You can watch child artistes hosting, singing, dancing and even cooking on shows like Dance India Dance Li’l Masters, India’s Best Dramebaaz, India’s Got Talent and Junior Master Chef. Now, they are even hosting chat shows.

Sargun Mehta, who co-hosts Boogie Woogie (BW) with child artiste Rakshit Wahi, says, "It’s a refreshing change to have a child co-host a show than have a couple or two girls exchange banter. With them, innocence and fun elements come into play."

Child artiste Saloni Daini, who became a household name because of her comic character, Gangubai, started the trend by hosting Chote Miyan 2. Later, Dhairya Sonecha and Afsha Musani hosted Sa Re Ga Ma Pa L’il Champs. Shreya Acharya also wowed the audience with her antics in Dance India Dance Li’l Masters. Producer Rajan Shahi says, "The audience loves watching a child interact with others.
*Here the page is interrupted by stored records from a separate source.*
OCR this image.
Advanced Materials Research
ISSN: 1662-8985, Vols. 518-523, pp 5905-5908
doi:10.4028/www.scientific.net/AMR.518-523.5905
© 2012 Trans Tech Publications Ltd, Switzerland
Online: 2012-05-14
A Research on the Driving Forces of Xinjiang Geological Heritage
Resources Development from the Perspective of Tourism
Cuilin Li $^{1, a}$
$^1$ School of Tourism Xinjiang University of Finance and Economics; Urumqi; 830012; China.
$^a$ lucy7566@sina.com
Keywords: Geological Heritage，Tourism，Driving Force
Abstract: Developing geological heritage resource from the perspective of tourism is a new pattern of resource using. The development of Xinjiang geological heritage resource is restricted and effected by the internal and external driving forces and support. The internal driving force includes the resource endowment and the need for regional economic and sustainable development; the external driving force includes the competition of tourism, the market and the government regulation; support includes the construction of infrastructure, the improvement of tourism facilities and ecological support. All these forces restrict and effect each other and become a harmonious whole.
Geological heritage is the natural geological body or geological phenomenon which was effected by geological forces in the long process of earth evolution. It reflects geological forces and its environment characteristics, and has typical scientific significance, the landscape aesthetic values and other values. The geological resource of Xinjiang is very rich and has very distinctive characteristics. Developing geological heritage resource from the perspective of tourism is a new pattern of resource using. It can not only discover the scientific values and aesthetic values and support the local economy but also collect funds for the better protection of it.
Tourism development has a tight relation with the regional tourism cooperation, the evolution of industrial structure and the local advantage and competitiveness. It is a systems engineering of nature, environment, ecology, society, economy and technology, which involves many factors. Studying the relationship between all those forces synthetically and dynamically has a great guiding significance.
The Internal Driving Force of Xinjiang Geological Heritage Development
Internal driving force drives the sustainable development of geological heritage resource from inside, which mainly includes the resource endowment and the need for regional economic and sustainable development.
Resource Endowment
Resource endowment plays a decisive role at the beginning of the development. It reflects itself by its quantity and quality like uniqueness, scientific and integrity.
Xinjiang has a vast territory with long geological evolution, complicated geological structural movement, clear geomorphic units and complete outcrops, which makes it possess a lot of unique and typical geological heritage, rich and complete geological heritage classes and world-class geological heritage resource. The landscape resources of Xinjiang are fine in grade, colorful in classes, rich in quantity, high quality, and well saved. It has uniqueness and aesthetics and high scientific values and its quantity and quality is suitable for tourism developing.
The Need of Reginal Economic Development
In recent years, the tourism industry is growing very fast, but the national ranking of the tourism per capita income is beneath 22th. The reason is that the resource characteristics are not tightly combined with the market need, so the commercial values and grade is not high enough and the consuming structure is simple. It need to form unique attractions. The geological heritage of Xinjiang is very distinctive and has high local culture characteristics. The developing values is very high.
But the makers also need to ensure that they don’t miss school or shoot for long hours."

Sargun believes that there are challenges too, when it comes to having kids as regular features on a show. "It takes a lot of time for a child to get the hang of a teleprompter or be spontaneous. In a serial, you can do retakes, but on a reality show, if the action-reaction is missing, the chemistry is tough to create," she says, adding that her pairing with Rakshit works because it’s a dance reality with kids.

The newest addition to the list is young Sadhil Kapoor, who has his very own chat show, Captain Tiao. He interviews celebrities, asking about their childhood, and has some fun activities for his kiddie viewers.

Shahi insists that kids must be encouraged to pursue their talent, but at the same time, proper care and guidance is required. "There is a thin line, because at times, I haven’t liked the double meaning dialogues that some kids have spoken in jest on stage. The makers have to ensure that the line isn’t crossed, as it may look crass," he explains.

And, is the trend of having kids host TV shows here to stay? "It’s nice while it’s on, but just like this is a novelty today, it might be something else tomorrow," says Sargun.